I, who on shipboard lived from earliest youth,
Could represent the countenance horrible
Of the vex'd waters, and the indignant rage
Of Auster and Boötes. Forty years
Over the well-steer'd galleys did I rule :-
From huge Pelorus to th' Atlantic pillars,
Rises no mountain to mine eyes unknown;
And the broad gulfs I traversed oft and oft:
Of every cloud which in the heavens might stir
I knew the force; and hence the rough sea's pride
Avail'd not to my vessel's overthrow.

What noble pomp and frequent have not I
On regal decks beheld! yet in the end
I learn that one poor moment can suffice
To equalize the lofty and the low.
We sail the sea of life-a calm one finds,
And one a tempest-and, the voyage o'er,
Death is the quiet haven of us all.

If more of my condition ye would know,
Savona was my birthplace, and I sprang
Of noble parents: sixty years and three
Lived I-then yielded to a slow disease.

IV.

DESTINED to war from very infancy
Was I, Roberto Dati, and I took
In Malta the white symbol of the cross;
Nor in life's vigorous season did I shun

Hazard or toil: among the sands was seen
Of Libya; and not seldom, on the banks
Of wide Hungarian Danube, 'twas my lot
To hear the sanguinary trumpet sounded.
So lived I, and repined not at such fate:
This only grieves me, for it seems a wrong,
That stripp'd of arms I to my end am brought
On the soft down of my paternal home.
Yet haply Arno shall be spared all cause
To blush for me.
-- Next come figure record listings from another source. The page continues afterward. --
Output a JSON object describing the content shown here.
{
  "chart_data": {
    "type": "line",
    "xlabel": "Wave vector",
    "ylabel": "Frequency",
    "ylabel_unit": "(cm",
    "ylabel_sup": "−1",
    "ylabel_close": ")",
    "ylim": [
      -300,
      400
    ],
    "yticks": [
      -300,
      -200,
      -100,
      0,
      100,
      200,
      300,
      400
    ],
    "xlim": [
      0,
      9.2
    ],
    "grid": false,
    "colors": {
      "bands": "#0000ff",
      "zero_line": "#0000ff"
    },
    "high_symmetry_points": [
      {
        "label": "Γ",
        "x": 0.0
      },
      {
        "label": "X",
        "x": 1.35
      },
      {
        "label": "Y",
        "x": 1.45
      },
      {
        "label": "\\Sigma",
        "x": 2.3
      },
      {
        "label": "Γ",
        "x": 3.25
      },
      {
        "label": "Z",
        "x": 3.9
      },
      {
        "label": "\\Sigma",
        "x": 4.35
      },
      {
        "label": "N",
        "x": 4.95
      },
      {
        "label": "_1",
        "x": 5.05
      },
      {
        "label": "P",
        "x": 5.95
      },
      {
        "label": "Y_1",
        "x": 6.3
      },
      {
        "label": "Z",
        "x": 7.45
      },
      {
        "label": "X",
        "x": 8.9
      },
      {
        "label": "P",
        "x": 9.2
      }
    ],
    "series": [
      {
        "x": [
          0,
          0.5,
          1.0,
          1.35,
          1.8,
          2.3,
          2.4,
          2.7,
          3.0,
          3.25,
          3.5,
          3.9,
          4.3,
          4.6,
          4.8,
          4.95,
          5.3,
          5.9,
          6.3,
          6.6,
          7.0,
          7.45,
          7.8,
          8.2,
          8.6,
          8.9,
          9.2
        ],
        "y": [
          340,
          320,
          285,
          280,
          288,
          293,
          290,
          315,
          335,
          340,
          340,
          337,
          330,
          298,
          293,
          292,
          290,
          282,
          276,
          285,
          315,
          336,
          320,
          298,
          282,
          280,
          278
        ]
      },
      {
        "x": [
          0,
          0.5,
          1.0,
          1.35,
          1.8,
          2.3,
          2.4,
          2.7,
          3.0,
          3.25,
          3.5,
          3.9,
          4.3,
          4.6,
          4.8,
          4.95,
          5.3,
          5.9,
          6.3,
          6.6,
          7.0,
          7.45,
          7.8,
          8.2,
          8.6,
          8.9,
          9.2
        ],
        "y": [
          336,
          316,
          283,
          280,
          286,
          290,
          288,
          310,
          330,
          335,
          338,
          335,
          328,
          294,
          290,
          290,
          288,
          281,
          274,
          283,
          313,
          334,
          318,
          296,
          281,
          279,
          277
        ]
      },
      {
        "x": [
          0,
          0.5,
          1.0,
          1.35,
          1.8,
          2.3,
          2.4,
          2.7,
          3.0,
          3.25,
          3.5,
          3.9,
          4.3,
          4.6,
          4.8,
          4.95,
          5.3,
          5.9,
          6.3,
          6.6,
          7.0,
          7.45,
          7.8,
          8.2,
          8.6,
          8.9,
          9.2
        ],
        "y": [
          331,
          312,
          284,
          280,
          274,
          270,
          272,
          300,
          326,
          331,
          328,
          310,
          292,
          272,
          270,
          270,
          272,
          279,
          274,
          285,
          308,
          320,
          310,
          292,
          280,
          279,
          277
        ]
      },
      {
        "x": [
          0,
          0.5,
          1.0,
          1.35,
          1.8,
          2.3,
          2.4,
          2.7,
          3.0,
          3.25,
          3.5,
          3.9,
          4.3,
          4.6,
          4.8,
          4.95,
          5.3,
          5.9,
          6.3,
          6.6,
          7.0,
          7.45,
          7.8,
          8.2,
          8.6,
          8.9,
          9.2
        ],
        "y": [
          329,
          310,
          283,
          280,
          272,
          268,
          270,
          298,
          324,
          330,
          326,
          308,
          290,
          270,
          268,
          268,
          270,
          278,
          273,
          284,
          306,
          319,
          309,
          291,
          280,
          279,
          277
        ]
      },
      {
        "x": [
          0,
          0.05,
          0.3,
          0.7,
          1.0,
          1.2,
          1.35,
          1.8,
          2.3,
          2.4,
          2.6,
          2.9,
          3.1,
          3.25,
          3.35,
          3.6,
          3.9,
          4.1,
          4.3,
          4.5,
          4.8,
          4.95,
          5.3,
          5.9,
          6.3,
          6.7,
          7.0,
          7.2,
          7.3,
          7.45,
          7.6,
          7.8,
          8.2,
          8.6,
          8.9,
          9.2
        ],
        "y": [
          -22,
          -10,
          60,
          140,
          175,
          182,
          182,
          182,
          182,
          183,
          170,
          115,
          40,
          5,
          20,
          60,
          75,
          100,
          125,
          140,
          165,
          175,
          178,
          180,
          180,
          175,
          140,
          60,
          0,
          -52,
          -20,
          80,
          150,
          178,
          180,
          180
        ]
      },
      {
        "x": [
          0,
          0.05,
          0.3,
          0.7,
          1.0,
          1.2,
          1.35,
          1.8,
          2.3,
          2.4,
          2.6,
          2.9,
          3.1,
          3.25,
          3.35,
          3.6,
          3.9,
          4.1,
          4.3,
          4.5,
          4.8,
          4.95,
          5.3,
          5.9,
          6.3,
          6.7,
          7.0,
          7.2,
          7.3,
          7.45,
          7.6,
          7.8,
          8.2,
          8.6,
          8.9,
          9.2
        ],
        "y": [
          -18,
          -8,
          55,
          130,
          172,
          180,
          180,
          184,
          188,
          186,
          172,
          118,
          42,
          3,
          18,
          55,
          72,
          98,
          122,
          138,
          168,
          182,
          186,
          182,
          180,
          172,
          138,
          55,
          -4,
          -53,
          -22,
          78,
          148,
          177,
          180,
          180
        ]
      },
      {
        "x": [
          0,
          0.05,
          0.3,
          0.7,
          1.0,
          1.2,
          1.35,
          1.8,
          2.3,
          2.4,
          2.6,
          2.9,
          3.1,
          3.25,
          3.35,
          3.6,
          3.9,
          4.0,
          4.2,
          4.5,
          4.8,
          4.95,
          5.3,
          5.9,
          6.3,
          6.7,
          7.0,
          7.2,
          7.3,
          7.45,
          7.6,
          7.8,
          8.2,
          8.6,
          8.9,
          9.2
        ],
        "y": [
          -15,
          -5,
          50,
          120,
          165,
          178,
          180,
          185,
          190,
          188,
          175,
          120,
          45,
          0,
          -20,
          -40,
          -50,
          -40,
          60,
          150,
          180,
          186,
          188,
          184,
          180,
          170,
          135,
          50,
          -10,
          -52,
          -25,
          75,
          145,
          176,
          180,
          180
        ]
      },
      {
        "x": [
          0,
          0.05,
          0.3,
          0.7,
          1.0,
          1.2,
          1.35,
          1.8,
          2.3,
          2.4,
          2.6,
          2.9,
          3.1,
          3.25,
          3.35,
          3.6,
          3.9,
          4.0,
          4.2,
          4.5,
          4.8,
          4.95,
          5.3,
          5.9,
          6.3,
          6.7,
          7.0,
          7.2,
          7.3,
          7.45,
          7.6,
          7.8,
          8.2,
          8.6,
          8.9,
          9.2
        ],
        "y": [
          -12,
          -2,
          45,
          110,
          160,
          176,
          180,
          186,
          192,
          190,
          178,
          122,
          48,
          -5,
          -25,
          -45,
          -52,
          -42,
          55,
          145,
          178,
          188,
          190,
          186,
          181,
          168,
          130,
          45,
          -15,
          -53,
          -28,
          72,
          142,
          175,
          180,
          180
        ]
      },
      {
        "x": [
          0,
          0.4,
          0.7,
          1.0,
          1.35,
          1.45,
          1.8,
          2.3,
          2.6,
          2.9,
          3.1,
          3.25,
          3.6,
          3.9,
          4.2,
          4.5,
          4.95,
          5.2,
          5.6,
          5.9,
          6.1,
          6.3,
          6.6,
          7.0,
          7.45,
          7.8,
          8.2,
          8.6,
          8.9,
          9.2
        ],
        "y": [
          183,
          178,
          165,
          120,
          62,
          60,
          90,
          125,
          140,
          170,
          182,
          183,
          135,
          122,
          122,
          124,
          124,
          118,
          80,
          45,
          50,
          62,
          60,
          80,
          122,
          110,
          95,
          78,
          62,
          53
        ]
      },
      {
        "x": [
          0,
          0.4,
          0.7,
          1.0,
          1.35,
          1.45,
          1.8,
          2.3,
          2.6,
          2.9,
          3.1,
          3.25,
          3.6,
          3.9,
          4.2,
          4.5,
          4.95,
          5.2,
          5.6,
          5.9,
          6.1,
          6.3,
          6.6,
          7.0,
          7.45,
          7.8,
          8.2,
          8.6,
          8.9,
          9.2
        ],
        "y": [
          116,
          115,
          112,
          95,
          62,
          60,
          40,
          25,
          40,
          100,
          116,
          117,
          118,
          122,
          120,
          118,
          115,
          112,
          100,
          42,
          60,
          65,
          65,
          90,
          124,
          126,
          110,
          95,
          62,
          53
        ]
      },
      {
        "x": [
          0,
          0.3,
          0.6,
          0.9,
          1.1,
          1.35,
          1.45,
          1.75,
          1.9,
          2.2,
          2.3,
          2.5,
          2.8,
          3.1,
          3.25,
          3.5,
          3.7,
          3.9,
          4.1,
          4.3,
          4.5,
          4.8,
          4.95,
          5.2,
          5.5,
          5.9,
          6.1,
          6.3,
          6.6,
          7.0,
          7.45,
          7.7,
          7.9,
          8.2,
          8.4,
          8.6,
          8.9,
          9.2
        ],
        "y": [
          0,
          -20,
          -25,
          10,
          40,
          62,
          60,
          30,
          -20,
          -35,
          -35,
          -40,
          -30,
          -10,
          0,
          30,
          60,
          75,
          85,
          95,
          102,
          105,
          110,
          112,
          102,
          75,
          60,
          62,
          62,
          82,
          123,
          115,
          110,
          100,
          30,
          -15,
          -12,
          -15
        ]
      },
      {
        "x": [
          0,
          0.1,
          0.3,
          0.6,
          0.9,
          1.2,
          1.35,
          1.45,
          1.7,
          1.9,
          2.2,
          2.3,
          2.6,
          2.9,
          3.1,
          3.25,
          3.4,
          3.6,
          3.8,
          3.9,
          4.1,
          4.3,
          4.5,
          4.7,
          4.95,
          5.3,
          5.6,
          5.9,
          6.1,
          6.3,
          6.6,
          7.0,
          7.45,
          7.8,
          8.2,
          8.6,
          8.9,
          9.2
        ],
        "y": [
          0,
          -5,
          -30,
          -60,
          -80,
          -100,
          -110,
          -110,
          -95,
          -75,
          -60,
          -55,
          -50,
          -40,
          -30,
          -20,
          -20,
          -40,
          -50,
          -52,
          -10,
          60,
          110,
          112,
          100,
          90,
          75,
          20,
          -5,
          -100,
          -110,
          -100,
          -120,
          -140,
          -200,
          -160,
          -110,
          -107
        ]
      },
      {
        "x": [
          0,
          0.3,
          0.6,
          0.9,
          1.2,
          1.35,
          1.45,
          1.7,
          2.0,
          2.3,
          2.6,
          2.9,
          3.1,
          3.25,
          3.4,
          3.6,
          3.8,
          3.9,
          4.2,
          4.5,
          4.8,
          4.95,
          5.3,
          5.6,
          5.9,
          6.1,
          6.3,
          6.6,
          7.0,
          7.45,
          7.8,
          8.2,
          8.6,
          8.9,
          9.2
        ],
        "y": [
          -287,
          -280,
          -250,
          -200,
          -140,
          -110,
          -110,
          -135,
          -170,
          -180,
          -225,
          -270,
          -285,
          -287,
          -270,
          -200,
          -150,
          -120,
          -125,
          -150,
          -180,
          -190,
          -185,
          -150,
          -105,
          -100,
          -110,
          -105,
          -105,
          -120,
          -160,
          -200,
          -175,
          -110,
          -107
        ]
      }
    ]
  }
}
Thou, loiter not nor halt
In thy appointed way, and bear in mind
How fleeting and how frail is human life.

V.

NOT without heavy grief of heart did he,
On whom the duty fell (for at that time
The father sojourn'd in a distant land),
Deposit in the hollow of this tomb

A brother's child, most tenderly beloved!
Francesco was the name the youth had borne,
Pozzobonnelli his illustrious house;

And, when beneath this stone the corse was laid,
The eyes of all Savona stream'd with tears.
Alas! the twentieth April of his life

Had scarcely flower'd; and at this early time,
By genuine virtue he inspired a hope

That greatly cheer'd his country: to his kin

He promised comfort; and the flattering thoughts
His friends had in their fondness entertain'd,*
He suffer'd not to languish or decay.

Now is there not good reason to break forth
Into a passionate lament?-Oh soul !
Short while a pilgrim in our nether world,
Do thou enjoy the calm empyreal air;
And round this earthly tomb let roses rise,
An everlasting spring! in memory
Of that delightful fragrance which was once,
From thy mild manners, quietly exhaled.

VI.

PAUSE, courteous spirit !-Balbi supplicates
That thou, with no reluctant voice, for him
Here laid in mortal darkness, wouldst prefer
A prayer to the Redeemer of the world.
This to the dead by sacred right belongs;
All else is nothing. Did occasion suit

In justice to the author, I subjoin the original :

"E degli amici

Non lasciava languire i bei pensieri."